El canónigo le observó fijamente. En su rostro anguloso, bien rasurado y cincelado, había una gallarda indulgencia. No era la compasión retorcida de Ennius, sino un sentimiento respetuoso. Con su voz templada, afirmó:
– Le mentiría si pretendiese haberme enterado de todo, pero puede tener la certeza de que le comprendo como no lo hicieron otros. No voy a escatimarle mi reconocimiento. Me admira.Aquí han estado otros artistas.Algunos trataban de aparentar que no me tenían miedo. Ninguno osó hacerme oír sus razones antes de que yo expusiera las mías. Y cuando les di ocasión, ninguno demostró tener ideas tan sólidamente asentadas. Que esté en un error, como creo honestamente, o que esté en lo cierto, como veo que porfiará en sostener, es lo de menos.
– No trato de hacer méritos ante el secretario del Arzobispo -objetó Bálder-. Sé que hará lo que tenga que hacer. El único objeto de mis explicaciones es que no haga esfuerzos en vano.Y a eso no me mueve la caridad, que desde luego no me inspira, sino la incomodidad en que pudiera ponerme mientras se esfuerza.
Livius levantó la vista y la dejó en lo alto, encaramada a alguna voluta del artesonado del techo.
– No sea tan hostil. Ése sí que es un esfuerzo innecesario. Mi misión es ayudarle.
– ¿A qué?
– No vayamos tan deprisa. Antes me gustaría que se hiciera cargo de cómo le he estado ayudando hasta hoy.
– Tengo mucho tiempo, a decir verdad -confesó Bálder-. Si me deja salir de aquí iré a la obra a continuar con algo que no se arruinará por el rato que lo deje sin atender. Pero eso no implica que me apetezca asistir a una sinuosa exposición, al estilo de los restantes canónigos que he conocido. Le agradeceré que abrevie tanto como le sea posible.
– Es usted un insolente, maestro.
– No tengo valor para ser insolente. Estoy cansado, nada más.Tan cansado como nunca pude imaginar que lo estaría. ¿Cómo me ha estado ayudando, Livius?
El canónigo bajó la mirada de las alturas en que la mantenía suspendida.
– Lo cierto -comenzó-, es que no me ha faltado el trabajo con usted.
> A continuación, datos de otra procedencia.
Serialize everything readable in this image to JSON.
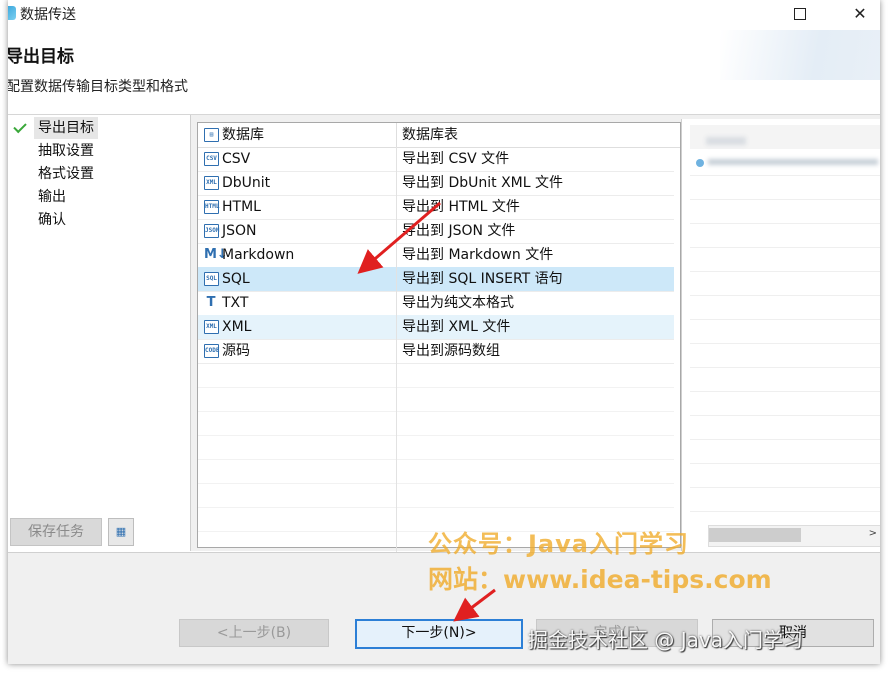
{
  "window": {
    "title": "数据传送",
    "maximize_glyph": "□",
    "close_glyph": "✕"
  },
  "header": {
    "title": "导出目标",
    "subtitle": "配置数据传输目标类型和格式"
  },
  "nav": {
    "items": [
      {
        "label": "导出目标",
        "active": true
      },
      {
        "label": "抽取设置"
      },
      {
        "label": "格式设置"
      },
      {
        "label": "输出"
      },
      {
        "label": "确认"
      }
    ],
    "save_task_label": "保存任务"
  },
  "table": {
    "columns": [
      "数据库",
      "数据库表"
    ],
    "rows": [
      {
        "icon": "csv-icon",
        "icon_text": "CSV",
        "name": "CSV",
        "desc": "导出到 CSV 文件"
      },
      {
        "icon": "xml-icon",
        "icon_text": "XML",
        "name": "DbUnit",
        "desc": "导出到 DbUnit XML 文件"
      },
      {
        "icon": "html-icon",
        "icon_text": "HTML",
        "name": "HTML",
        "desc": "导出到 HTML 文件"
      },
      {
        "icon": "json-icon",
        "icon_text": "JSON",
        "name": "JSON",
        "desc": "导出到 JSON 文件"
      },
      {
        "icon": "markdown-icon",
        "icon_text": "M↓",
        "name": "Markdown",
        "desc": "导出到 Markdown 文件"
      },
      {
        "icon": "sql-icon",
        "icon_text": "SQL",
        "name": "SQL",
        "desc": "导出到 SQL INSERT 语句",
        "selected": true
      },
      {
        "icon": "txt-icon",
        "icon_text": "T",
        "name": "TXT",
        "desc": "导出为纯文本格式"
      },
      {
        "icon": "xml-icon",
        "icon_text": "XML",
        "name": "XML",
        "desc": "导出到 XML 文件",
        "alt": true
      },
      {
        "icon": "code-icon",
        "icon_text": "CODE",
        "name": "源码",
        "desc": "导出到源码数组"
      }
    ]
  },
  "buttons": {
    "prev": "<上一步(B)",
    "next": "下一步(N)>",
    "finish": "完成(F)",
    "cancel": "取消"
  },
  "watermarks": {
    "line1": "公众号：Java入门学习",
    "line2": "网站：www.idea-tips.com",
    "line3": "掘金技术社区 @ Java入门学习"
  },
  "colors": {
    "selected_row": "#cde8f9",
    "primary_border": "#2c7fd6",
    "arrow": "#e02020",
    "watermark": "#f0aa28"
  }
}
El primero a quien tuve que sosegar fue el canónigo supervisor general, el venerable e impulsivo Gracchus.A los quebraderos de cabeza que me costó aleccionarle para el desempeño de su cargo, moderando sus ímpetus propios de cualquier inexperto, tuve que sumar un par de discusiones, demasiado largas y desordenadas para mi gusto, sobre cómo debía reaccionar ante la humillación pública de que usted le hizo objeto durante la inspección de la obra. Una y otra vez, sin éxito, traté de persuadirle sutilmente de que lo más inteligente era dejarlo correr. Al final tuve que incurrir en algo que detesto: la obviedad. Hube de colocarle en una burda disyuntiva: o dejaba de insistir o esa misma noche el Arzobispo hallaría en el portafirmas el decreto de su destitución. Gracchus no es un hombre apropiado a la autoridad de que se le ha investido, lo que sin duda se rectificará en un futuro cercano, pero ante un planteamiento tan directo tuvo por primera y acaso última vez en su vida la grandeza de ser humilde.
– No sospechaba que Gracchus hubiera mantenido esa actitud -dijo Bálder-. Creí que Náusica le había encomendado que me transmitiera un mensaje. Y a él le creí por encima de mi desplante.
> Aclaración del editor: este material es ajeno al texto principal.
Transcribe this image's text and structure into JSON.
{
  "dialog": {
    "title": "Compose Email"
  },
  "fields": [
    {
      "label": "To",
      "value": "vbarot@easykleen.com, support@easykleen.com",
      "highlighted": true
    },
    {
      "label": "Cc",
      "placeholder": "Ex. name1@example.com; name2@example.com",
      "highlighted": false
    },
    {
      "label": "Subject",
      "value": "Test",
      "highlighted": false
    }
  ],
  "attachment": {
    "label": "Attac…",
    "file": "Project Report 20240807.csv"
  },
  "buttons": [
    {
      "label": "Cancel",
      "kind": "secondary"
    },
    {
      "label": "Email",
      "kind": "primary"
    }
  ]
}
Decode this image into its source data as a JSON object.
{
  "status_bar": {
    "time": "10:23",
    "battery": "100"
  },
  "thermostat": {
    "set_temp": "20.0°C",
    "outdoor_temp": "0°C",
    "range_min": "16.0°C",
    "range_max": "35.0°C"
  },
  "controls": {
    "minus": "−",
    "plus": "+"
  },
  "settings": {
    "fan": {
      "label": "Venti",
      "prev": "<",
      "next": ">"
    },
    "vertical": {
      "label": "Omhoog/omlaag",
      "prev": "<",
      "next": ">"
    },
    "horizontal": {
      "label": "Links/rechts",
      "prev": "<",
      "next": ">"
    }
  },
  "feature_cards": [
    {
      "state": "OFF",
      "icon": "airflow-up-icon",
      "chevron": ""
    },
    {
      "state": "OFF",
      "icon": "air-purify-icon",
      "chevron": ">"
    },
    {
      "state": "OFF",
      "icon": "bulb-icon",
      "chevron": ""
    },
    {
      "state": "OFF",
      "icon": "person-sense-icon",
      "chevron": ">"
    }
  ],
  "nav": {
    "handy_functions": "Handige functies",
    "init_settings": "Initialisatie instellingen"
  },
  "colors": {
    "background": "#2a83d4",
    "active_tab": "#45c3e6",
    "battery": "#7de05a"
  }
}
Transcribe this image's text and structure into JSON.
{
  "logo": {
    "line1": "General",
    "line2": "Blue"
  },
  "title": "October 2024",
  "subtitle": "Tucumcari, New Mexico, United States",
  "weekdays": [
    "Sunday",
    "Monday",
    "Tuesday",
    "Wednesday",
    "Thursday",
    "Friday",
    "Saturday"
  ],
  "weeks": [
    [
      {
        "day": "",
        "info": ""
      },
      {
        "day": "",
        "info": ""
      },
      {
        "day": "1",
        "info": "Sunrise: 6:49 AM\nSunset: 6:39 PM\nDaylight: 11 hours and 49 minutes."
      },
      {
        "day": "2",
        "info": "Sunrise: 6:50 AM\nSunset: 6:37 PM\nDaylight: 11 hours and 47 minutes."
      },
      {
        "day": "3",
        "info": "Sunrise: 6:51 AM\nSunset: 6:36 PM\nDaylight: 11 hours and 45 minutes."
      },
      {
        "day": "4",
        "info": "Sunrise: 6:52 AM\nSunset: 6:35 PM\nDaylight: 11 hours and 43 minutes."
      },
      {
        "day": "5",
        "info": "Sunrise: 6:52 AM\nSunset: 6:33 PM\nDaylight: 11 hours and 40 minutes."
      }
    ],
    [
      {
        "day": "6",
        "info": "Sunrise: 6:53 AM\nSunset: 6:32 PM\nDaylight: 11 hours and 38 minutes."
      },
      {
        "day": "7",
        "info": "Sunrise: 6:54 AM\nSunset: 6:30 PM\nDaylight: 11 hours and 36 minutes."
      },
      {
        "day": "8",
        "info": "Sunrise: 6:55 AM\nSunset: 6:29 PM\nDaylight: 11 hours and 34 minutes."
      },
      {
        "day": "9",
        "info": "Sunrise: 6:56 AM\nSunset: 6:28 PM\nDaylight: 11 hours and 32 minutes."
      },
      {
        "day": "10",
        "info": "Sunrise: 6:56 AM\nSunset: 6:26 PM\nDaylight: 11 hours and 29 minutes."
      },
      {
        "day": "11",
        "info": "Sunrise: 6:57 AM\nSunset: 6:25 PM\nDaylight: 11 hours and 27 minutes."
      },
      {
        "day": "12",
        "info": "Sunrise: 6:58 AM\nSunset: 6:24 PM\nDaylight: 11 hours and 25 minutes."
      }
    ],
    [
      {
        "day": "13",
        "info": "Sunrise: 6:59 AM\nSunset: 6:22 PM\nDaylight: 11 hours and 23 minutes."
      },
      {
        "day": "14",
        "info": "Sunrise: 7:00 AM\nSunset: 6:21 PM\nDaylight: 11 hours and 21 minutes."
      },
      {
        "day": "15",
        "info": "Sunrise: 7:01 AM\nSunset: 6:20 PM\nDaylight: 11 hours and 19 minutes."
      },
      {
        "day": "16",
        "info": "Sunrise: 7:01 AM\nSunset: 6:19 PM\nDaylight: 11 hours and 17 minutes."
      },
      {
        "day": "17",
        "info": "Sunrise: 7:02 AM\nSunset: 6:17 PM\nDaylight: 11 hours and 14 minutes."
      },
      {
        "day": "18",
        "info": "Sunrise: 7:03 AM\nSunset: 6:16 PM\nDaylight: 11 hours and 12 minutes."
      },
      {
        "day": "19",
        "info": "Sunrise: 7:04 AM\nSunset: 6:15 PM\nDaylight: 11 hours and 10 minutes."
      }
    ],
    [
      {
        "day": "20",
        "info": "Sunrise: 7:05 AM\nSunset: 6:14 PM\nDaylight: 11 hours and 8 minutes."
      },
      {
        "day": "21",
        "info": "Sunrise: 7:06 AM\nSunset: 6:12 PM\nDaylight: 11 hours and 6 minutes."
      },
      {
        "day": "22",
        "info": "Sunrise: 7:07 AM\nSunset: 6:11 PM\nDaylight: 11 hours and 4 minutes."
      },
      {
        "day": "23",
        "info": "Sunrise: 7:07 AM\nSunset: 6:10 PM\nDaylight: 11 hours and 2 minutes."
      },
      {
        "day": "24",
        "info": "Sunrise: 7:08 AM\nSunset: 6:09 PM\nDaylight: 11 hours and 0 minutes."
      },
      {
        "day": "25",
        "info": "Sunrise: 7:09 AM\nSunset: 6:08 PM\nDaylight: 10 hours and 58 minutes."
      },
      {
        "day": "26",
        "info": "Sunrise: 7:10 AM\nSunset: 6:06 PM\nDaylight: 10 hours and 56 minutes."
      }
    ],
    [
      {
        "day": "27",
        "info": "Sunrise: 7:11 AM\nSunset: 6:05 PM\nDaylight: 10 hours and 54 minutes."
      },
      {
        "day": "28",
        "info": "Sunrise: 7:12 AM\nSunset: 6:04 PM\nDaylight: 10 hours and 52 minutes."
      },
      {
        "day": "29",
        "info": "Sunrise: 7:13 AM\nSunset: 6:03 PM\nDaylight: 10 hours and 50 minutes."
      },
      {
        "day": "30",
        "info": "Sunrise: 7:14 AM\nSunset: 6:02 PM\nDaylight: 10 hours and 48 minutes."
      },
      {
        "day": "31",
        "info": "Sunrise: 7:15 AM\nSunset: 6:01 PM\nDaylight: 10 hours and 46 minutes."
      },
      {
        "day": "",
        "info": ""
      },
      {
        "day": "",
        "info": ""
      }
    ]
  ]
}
– Náusica no siempre tiene fortuna al escoger a sus mensajeros -juzgó Livius, sin rehuir el nombre que Bálder acababa de introducir calculadamente en la conversación-. Es hábil y astuta, pero también joven y a veces irreflexiva. Mi cometido consiste en parte en estar pendiente cuando su elección no es afortunada. No, maestro, Gracchus no estaba por encima de su desplante, pero pude resolver el problema. Lo malo es que entonces irrumpió otro importuno. Bueno, no exactamente entonces. Durante mi penosa polémica con Gracchus ya me exhibió un informe más bien grotesco que llevaba la firma del hombre en cuestión. El canónigo supervisor general trataba de respaldar con el in-forme sus improcedentes exigencias. Después de que hube logrado que Gracchus entrase en razón, éste vino a verme con un segundo informe, todavía peor que el anterior. No sé si habrá experimentado, maestro, que los hombres se vuelven mucho más necios de lo que son habitualmente cuando se sienten despechados. Leí aquellas cuartillas compuestas con apresuramiento, tan ligeras de seso como recargadas de adjetivos. Tras asimilar la desagradable impresión que produce toda tarea mal cumplida, hube de hacer el sobreesfuerzo de insinuar a Gracchus, quien según atisbé acudía con una secreta esperanza, que lo único que correspondía hacer con aquel informe era quemarlo en la chimenea que ardía junto a nosotros. Ésa que ve ahí. Gracias al cielo, fue el propio Gracchus quien se acercó hasta el fuego y fue introduciendo entre las llamas, una por una, todas las páginas de aquel adefesio.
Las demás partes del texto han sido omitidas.